The abuse of animals has reached such a heinous scale that sorrow is the only sensible emotional response in the long term, but in time even sorrow must give way to curiosity and the desire to understand. Why do human beings eat meat, and by extension, why do human beings create it? Why do we torture and kill animals when there are viable alternatives, and what stops those alternatives from fully replacing the meat industry? I have wanted to know the answers to these questions for many years, and have explored various avenues, but none have answered it with certainty.

I found psychological defense mechanisms preventing people from seeing animals as people, and I found ideologies that uphold humanity as superior, but I wonder if there’s a missing piece: a desire to inflict pain.
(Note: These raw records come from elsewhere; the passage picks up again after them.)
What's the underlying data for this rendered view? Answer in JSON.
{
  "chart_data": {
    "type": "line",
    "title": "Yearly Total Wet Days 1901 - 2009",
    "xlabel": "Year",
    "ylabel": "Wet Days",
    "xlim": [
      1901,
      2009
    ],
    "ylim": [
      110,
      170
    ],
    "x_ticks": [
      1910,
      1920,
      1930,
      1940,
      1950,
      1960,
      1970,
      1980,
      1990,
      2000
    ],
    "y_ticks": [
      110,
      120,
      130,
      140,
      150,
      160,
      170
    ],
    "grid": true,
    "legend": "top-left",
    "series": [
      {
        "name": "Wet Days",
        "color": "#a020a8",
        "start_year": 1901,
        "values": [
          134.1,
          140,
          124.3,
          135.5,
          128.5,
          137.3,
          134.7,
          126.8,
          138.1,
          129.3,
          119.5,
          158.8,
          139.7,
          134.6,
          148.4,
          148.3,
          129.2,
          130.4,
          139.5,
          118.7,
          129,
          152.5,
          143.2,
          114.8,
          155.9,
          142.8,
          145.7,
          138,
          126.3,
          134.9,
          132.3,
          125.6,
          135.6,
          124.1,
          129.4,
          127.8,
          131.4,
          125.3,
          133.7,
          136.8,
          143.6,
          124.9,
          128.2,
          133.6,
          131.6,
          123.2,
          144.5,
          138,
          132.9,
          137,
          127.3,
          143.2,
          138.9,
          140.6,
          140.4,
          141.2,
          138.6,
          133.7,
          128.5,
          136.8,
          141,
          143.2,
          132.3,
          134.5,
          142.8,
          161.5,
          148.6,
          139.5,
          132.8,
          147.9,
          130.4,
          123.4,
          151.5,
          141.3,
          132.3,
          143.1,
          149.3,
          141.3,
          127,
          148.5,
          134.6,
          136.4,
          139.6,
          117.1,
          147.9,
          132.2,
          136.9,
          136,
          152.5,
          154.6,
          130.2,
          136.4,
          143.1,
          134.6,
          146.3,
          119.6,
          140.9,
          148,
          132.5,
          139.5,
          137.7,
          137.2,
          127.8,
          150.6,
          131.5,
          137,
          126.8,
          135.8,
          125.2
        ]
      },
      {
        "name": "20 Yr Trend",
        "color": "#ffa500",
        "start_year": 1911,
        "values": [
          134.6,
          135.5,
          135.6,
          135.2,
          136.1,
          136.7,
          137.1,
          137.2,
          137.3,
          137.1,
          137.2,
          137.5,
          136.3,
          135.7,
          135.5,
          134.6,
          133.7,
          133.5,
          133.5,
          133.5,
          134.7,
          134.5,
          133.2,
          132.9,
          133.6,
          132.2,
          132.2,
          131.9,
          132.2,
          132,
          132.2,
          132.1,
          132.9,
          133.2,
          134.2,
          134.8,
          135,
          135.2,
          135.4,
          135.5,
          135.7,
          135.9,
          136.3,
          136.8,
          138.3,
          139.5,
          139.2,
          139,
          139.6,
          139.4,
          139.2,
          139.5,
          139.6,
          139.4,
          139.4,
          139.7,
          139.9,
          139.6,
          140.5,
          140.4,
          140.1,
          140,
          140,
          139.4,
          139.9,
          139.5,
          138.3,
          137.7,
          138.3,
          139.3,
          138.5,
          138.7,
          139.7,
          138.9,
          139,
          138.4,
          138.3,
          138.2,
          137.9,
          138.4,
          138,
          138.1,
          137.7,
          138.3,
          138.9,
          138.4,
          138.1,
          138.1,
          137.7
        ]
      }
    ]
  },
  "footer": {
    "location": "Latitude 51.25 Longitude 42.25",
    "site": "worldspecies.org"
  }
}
Are carnists aware of the suffering they create, and on some level, choosing to eat meat for the very purpose of creating suffering? I ask, because in all my conversations with carnists over the years, conversations I would have preferred to skip, mind you, conversations they usually start, one detail has always been hard to understand. With enough tender care and compassion, carnists can be shown a path away from the delusion of depersonalization and the zealotry of human superiority, yet many cling desperately to their desire for meat. I suspect most crave the taste and experience, not the suffering required to produce it, but in my conversations, a handful have espoused a form of glee for the process required to create it. Some people seem to enjoy the suffering of the animals, not the meat itself.

I wonder if perhaps animals are simply a convenient target for sadism, for they have no means of protest or retaliation, and even compassionate humans turn a blind eye to their suffering. It shouldn’t be surprising, for abuse of power is casual and common in modern society, and the root of all abuse is simply the desire to inflict suffering as a means of coping. The only question is, how large is the overlap between sadism and carnism, and how can the abuse be mitigated? If we can learn what causes cruelty to manifest, and give people a healthy outlet for sadism, then perhaps we can avert the needless suffering, and in time, snuff out a central cause of carnism.

We must investigate cruelty in all its forms, with the goal of understanding why people hurt those who cannot defend themselves.